Computer Use Tool¶
The ComputerUseTool allows LLMs to perform automated, screen-based interactions. It bridges text-based AI models with graphical user interfaces, enabling the agent to "see" the screen, click elements, and type text.
Overview¶
The ComputerUseTool relies on an IComputerDriver that abstracts browser automation.
- PlaywrightComputerDriver: Drives Chromium, captures viewports, and executes real mouse/keyboard events.
- ConsoleComputerDriver: A lightweight, text-only driver for HTTP scraping.
Usage¶
Instantiate a driver, wrap it in a ComputerUseToolset, and assign it to the agent.

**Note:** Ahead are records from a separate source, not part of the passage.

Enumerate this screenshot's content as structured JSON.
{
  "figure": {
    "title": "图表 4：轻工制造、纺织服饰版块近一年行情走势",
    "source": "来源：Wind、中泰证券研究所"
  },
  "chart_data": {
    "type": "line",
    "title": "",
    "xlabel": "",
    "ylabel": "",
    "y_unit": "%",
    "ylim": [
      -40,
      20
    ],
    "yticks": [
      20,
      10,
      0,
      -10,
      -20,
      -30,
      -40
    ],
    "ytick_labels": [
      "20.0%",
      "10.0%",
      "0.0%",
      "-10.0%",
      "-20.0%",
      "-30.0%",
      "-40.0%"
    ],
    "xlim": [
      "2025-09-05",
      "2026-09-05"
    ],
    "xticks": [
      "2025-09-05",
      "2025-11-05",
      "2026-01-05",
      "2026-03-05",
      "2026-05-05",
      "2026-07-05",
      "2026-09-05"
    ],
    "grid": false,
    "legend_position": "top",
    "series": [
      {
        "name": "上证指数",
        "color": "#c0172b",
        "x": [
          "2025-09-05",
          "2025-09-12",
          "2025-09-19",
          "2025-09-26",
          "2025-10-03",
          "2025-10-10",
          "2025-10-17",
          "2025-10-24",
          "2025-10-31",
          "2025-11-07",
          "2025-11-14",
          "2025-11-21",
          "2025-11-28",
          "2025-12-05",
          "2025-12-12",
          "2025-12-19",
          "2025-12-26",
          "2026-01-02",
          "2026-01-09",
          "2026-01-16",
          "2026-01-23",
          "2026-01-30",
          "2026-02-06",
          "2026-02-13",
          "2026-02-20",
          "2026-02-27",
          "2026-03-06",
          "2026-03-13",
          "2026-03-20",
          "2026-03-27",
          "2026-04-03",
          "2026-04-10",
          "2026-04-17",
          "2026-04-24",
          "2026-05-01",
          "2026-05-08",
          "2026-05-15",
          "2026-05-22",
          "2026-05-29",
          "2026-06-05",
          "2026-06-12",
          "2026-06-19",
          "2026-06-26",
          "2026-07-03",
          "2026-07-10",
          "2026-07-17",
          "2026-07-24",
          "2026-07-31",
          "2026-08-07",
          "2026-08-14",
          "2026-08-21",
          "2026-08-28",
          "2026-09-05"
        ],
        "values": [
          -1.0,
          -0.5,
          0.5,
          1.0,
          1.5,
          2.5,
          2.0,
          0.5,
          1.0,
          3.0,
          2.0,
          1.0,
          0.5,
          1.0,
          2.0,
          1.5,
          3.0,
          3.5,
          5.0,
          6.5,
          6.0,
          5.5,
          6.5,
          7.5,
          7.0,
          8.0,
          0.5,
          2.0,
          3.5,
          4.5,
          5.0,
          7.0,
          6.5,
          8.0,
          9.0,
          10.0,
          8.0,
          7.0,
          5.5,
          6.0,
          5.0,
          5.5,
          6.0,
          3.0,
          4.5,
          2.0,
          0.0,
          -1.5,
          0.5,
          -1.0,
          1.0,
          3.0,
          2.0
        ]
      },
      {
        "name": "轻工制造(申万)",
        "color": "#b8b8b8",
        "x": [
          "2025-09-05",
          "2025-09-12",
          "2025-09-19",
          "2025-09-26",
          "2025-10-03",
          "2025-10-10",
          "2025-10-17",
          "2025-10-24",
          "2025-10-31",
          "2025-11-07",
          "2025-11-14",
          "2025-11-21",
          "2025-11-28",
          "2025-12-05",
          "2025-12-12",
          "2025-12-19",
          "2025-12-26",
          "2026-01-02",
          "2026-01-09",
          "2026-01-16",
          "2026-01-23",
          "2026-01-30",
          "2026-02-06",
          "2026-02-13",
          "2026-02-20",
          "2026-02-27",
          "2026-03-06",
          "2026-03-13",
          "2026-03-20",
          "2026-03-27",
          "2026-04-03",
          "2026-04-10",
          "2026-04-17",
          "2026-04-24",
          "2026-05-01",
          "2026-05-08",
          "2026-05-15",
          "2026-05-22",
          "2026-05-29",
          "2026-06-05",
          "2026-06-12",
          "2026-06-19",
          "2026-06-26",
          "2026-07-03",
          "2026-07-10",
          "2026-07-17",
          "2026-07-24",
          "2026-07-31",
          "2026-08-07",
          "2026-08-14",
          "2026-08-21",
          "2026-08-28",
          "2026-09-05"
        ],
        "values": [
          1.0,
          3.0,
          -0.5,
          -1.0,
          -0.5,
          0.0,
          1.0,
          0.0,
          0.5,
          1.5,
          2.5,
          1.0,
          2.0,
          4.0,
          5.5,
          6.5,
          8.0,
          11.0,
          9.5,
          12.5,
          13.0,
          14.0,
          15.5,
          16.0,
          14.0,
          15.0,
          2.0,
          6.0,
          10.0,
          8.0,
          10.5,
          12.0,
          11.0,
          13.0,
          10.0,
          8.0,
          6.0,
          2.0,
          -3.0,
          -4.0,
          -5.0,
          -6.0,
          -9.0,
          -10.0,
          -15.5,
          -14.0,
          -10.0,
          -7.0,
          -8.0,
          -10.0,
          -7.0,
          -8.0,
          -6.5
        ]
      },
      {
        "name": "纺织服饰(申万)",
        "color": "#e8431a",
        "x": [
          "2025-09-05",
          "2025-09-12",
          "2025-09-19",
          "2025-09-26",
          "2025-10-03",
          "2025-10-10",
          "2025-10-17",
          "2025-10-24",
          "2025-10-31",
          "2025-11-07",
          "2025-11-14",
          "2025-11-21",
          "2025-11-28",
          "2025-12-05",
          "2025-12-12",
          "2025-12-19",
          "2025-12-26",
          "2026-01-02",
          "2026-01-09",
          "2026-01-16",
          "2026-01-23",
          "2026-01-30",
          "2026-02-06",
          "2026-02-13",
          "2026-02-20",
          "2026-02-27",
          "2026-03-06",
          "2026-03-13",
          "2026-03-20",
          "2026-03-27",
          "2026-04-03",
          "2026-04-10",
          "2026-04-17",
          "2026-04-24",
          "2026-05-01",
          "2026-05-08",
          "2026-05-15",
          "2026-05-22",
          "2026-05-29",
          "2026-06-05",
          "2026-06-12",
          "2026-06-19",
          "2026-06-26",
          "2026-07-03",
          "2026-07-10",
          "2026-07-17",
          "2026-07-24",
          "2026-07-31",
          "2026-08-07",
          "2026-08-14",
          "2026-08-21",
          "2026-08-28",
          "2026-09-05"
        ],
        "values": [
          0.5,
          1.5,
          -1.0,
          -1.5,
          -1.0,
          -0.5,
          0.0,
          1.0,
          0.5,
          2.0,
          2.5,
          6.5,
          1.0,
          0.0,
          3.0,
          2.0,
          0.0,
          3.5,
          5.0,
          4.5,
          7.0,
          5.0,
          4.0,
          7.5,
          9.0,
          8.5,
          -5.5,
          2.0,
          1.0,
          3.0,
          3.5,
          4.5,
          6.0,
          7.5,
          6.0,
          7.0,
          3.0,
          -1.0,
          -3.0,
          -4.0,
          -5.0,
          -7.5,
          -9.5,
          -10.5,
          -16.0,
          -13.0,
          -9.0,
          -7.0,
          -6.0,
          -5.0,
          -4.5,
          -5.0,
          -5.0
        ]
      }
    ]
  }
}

using GoogleAdk.Core.Agents;
using GoogleAdk.Core.Tools;
using GoogleAdk.Samples.ComputerUse.Drivers;
// 1. Initialize the driver
var driver = new PlaywrightComputerDriver();
await driver.InitializeAsync();
// 2. Attach to the agent
var agent = new LlmAgent(new LlmAgentConfig
{
Name = "automation_agent",
Model = "gemini-2.5-flash",
Instruction = "You are a web automation bot. Use computer_use to interact with elements.",
Tools = [ new ComputerUseToolset(driver) ]
});
LLM Commands¶
The LLM issues JSON commands (e.g., {"action": "left_click", "coordinate": [450, 300]}) which the ComputerUseToolset automatically maps to the driver's ClickAsync, TypeAsync, and PressKeyAsync methods.
Important: Ensure you call await driver.CloseAsync(); when shutting down to clean up processes.